= Jean Mirailhet =

French painter

Jean Mirailhet or Miraillet, Miralhet, ca. 1394? – before 8 October 1457) was a French painter. He was presumably born in Montpellier, worked from about 1418 in Marseille and Nice, where he became a citizen in 1432, and died in Nice.

In 1400, Jean Mirailhet is the dean of the guild of painters and glaziers in Montpellier. It is not clear whether this is the same person, a relative, or an unrelated person.

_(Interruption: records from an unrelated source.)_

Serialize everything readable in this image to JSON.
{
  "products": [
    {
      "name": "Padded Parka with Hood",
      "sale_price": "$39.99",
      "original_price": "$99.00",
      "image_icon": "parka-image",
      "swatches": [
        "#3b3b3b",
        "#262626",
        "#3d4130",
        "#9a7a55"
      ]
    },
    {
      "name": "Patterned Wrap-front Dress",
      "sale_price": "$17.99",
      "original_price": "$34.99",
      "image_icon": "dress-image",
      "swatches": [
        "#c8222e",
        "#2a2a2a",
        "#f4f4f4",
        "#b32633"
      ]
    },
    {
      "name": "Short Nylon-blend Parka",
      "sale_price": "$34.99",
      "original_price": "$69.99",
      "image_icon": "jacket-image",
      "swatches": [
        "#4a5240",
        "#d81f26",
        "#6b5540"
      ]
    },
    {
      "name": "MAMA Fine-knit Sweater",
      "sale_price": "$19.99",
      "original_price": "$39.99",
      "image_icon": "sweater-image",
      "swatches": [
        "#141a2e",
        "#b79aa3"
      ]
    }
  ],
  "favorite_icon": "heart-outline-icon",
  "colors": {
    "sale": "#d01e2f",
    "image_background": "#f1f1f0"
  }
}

Documents relating to Jean Mirailhet refer to three altar pieces that were ordered but are now lost, and in 1437 a banner for the guild of weavers of Aix-en-Provence. The three paintings are a 1432 altar piece with the "Annunciation of Saint Anthony and Saint Catherine" for the Marseille Cathedral, a 1440 work with the "Virgin and Child with Saint John the Baptist, Saint Honorius, and seven praying figures" for a merchant from Toulon, and a 1443 painting of "Saint Catherine with Saint Agnes and Saint Lucy" for a church in Marseille.

The only remaining work that is certainly by him is a large polyptych of 2.6 m by 2.19m, from the chapel of the black penitents in Nice. It is supposed to date to about 1425, shows the Virgin of Mercy, and is signed by Mirailhet on the right panel.